National

Justice Ministry to enforce rule designating number of weeks Japanese-language schools must be in session

by Sakura Murakami

Staff Writer

The Justice Ministry will impose new regulations on Japanese-language schools in October to ensure students who enter Japan to learn the language do not spend the majority of their stay working instead of studying.

The change was implemented after one applicant raised the ministry’s eyebrows by asking about setting up a school that would be in session for just half a year, presumably so students could use the longer holiday period to work.

Under current student visa conditions, students can work up to 40 hours a week when their schools are on holiday and 28 hours when they are in session. Although there were previously no rules on how long a school should be in session, the new rule will require schools to be in session for at least 35 weeks a year.

“The main duty of a student is to study,” said Justice Ministry official Tetsuya Soga, who explained that the new rule is intended as a way to clarify that students should be putting their effort into studying rather than working.

“Studying abroad in Japan is not the equivalent of a work visa,” Soga said.

The current rules, which require schools to hold at least 760 classes per year and 20 classes per week, with each class running a minimum of 45 minutes, will remain unchanged.
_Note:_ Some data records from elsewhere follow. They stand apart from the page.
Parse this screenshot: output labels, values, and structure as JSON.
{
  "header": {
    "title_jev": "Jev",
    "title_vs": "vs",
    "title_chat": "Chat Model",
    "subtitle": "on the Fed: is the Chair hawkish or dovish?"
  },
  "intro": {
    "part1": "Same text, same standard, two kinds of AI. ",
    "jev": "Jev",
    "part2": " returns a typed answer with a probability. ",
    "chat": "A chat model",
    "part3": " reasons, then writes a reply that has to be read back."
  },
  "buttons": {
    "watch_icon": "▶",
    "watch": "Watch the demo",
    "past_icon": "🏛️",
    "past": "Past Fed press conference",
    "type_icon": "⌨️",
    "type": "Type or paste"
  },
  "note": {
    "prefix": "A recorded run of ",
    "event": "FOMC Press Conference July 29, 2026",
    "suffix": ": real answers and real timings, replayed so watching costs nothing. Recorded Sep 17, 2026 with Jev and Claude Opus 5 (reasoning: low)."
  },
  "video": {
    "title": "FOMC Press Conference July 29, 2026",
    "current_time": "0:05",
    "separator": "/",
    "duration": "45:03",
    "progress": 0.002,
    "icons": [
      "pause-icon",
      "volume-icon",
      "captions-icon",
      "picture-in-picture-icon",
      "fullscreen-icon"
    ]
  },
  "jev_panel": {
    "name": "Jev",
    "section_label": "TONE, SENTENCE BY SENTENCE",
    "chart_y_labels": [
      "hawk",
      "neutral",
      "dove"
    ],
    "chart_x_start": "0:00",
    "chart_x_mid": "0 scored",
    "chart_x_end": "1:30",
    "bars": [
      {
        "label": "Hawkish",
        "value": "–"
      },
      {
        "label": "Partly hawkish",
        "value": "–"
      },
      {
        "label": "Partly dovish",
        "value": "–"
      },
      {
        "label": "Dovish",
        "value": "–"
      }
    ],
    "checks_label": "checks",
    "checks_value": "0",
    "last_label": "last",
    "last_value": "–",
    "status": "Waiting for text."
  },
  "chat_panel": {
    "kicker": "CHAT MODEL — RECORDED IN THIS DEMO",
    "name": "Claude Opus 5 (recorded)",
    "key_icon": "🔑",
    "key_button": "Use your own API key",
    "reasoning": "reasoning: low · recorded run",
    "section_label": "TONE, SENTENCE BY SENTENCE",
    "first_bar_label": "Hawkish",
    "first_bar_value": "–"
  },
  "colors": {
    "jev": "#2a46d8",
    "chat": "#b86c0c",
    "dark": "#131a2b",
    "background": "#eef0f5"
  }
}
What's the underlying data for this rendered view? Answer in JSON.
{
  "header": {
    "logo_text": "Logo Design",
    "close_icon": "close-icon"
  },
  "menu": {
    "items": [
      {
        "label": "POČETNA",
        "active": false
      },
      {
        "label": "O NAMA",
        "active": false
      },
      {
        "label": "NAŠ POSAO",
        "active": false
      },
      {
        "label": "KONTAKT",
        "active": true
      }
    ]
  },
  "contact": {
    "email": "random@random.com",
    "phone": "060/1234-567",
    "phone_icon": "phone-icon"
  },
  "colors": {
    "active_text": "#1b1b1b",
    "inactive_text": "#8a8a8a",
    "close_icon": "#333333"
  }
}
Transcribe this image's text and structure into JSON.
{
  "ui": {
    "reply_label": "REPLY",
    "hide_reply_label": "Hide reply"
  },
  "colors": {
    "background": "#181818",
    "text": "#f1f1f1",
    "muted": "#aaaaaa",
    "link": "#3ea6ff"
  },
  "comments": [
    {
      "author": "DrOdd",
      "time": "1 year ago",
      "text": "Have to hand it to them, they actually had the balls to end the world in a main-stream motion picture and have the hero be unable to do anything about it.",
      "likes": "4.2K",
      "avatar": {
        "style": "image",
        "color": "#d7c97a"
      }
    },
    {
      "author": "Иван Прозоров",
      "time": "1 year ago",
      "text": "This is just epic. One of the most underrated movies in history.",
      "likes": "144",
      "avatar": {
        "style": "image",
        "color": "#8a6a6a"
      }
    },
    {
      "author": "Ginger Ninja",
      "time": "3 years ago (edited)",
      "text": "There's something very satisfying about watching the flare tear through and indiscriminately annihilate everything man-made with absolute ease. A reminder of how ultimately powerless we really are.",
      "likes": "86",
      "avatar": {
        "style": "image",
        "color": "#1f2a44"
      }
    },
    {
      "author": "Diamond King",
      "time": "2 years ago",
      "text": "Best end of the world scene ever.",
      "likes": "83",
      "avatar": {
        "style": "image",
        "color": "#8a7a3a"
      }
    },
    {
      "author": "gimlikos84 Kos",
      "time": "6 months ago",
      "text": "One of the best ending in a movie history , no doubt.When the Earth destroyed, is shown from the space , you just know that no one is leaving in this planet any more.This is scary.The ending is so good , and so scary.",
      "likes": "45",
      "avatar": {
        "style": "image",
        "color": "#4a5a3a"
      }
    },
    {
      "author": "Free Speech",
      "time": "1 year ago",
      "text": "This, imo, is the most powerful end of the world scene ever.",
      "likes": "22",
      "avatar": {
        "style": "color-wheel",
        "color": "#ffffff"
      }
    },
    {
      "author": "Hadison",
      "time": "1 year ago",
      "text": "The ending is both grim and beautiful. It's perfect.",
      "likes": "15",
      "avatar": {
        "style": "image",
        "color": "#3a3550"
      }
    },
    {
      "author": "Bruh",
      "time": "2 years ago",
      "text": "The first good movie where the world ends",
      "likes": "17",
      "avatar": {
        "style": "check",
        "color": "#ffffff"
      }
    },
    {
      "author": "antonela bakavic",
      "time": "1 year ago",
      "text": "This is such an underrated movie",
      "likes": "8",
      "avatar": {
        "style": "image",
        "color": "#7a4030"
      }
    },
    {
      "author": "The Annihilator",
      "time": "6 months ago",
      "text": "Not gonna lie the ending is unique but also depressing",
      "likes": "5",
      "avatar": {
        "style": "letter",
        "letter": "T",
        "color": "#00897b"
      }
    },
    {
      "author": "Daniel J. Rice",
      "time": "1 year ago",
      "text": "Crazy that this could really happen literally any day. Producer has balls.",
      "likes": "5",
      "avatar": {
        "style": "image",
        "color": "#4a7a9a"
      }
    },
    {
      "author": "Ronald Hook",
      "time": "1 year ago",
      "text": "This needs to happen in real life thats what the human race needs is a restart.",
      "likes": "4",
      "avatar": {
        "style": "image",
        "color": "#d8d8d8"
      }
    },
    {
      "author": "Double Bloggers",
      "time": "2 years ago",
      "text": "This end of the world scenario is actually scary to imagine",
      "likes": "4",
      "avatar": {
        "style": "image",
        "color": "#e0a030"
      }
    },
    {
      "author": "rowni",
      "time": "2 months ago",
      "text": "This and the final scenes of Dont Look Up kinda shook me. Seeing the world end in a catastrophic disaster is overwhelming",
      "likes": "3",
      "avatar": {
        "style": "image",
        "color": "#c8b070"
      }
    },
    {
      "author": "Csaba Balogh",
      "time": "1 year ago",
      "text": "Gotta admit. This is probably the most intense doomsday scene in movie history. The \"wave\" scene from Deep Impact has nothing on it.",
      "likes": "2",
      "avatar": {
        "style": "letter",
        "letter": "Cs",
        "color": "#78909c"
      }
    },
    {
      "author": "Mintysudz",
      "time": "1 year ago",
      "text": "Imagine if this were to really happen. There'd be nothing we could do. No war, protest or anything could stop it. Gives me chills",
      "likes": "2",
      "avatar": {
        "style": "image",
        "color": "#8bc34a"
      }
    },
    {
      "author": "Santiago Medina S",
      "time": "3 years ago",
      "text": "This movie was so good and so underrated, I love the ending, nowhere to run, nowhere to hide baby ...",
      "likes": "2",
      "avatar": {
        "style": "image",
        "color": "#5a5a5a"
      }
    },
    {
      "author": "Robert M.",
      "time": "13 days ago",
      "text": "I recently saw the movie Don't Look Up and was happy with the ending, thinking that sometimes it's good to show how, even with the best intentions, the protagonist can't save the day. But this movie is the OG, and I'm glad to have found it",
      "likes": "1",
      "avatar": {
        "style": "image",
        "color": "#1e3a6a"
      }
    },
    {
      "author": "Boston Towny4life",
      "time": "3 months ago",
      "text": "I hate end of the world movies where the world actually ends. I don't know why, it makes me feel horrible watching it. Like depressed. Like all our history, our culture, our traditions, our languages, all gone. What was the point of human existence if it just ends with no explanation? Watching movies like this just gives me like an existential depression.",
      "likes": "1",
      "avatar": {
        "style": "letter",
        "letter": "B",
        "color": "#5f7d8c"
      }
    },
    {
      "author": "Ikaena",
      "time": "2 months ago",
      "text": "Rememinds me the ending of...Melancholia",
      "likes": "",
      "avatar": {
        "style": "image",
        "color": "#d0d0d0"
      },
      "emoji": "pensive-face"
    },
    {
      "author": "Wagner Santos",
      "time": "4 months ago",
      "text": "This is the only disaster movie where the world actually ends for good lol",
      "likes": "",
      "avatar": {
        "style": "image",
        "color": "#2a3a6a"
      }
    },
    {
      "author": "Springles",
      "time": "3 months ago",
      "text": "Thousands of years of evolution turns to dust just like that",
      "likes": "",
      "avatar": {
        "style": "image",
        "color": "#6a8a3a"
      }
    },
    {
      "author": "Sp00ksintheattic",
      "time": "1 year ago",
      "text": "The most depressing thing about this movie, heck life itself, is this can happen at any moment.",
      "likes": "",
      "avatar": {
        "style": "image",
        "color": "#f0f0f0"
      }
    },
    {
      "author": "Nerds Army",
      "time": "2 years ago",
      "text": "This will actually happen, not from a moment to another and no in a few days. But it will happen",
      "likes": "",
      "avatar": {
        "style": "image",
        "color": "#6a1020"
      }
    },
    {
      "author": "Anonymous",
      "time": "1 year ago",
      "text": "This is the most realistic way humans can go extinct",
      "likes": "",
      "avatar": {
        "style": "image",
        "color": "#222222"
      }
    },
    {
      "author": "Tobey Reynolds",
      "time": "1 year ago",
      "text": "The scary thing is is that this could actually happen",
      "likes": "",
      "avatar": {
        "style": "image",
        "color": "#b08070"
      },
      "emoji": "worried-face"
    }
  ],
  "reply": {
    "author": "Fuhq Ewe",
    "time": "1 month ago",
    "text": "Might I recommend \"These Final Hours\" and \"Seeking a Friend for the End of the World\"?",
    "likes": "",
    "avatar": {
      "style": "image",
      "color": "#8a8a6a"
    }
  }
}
There were some 78,000 students enrolled at Japanese schools as of May 2017, according to a report published in December by the Japan Student Services Organization. The figure represents a threefold increase over six years from 25,000 in 2011, when record-keeping began.

A separate study by the Association for the Promotion of Japanese Language Education published in 2010 showed that some 70 percent of students surveyed were working part-time while studying. The study also showed that students worked an average of roughly 15 hours a week.

Unlike universities, which must be established by an educational corporation, Japanese schools can be set up by individuals and business corporations as long as the rules laid down by the Justice Ministry are complied with.

Other major revisions to the rules state that school principals cannot head up more than two schools at once and must elect a vice principal if they are managing two schools.